Results: 31 patients (48.4% males) in whom TAVI was performed required postprocedural permament pacemaker implantation, the mean age was 78.4?±?6.6 years. Before the procedure 26 patients were in sinus rhythm (SR), 1 had 1st degree atrioventricular block (AVB), the remaining were in atrial fibrillation (AF). Intraventriuclar conduction abnormalities (IVCA) were present in 8 patients (2 with RBBB, 2 with LBBB, 1 with LAFB and 3 with RBBB+LAFB). The prevalence of hypertension, DM and chronic kidney disease were 80.6%, 32.3% and 19.4%, respectively. The mean LVEF value measured by transthoracic echocardiography was 59±12.8%.
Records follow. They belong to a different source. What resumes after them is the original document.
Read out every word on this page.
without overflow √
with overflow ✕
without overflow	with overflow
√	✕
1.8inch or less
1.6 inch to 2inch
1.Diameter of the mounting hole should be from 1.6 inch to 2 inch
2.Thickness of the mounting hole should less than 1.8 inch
In 22 patients the TAVI was transfemoral, 3 subclavian and 6 transapical. The indications for PPM were persistent complete AVB in 19 patients (61.3%), Mobitz type II AVB in 3 patients (9.7%), new onset LBBB associated with 1° degree AVB in 7 patients (22.6%), asystole in 1 patient (3.2%) and severe symptomatic sinus bradycardia (SSSB) in 1 patient (3.2%).
The average percentage of ventricular pacing at the first follow-up 2-3 months after TAVI were 58.7±41.4%. PM-dependency (intrinsic rhythm <?30 bpm) occurred in 14 patients (45.16?%). Patients in whom the baseline ECG showed no impairment of intraventricular conduction had lower percentage of ventricular pacing (SR without IVCA 59±12.8%, AF without IVCA 29±35%, RBBB 97±2.8%, LBBB 67±45%, RBBB+LAFB 81.3±28.1%). Patient in whom the indication for PPM were advanced/complete AVB or asystole presented a higher percentage of ventricular pacing (complete AVB 65.2±40.6%, Mobitz type II AVB 70.6±50.8%, asystole 100%, LBBB+1°degree AVB 29.5±36.1%, SSSB 62%).
Conclusion: The patients in whom TAVI is performed are at risk of new-onset conduction abnormalities. The need for PPM is linked to the preexistence of IVCA, while patients without preexistence of IVCA have lower prevalence of PM-dependency, as well as lower percentage of ventricular pacing.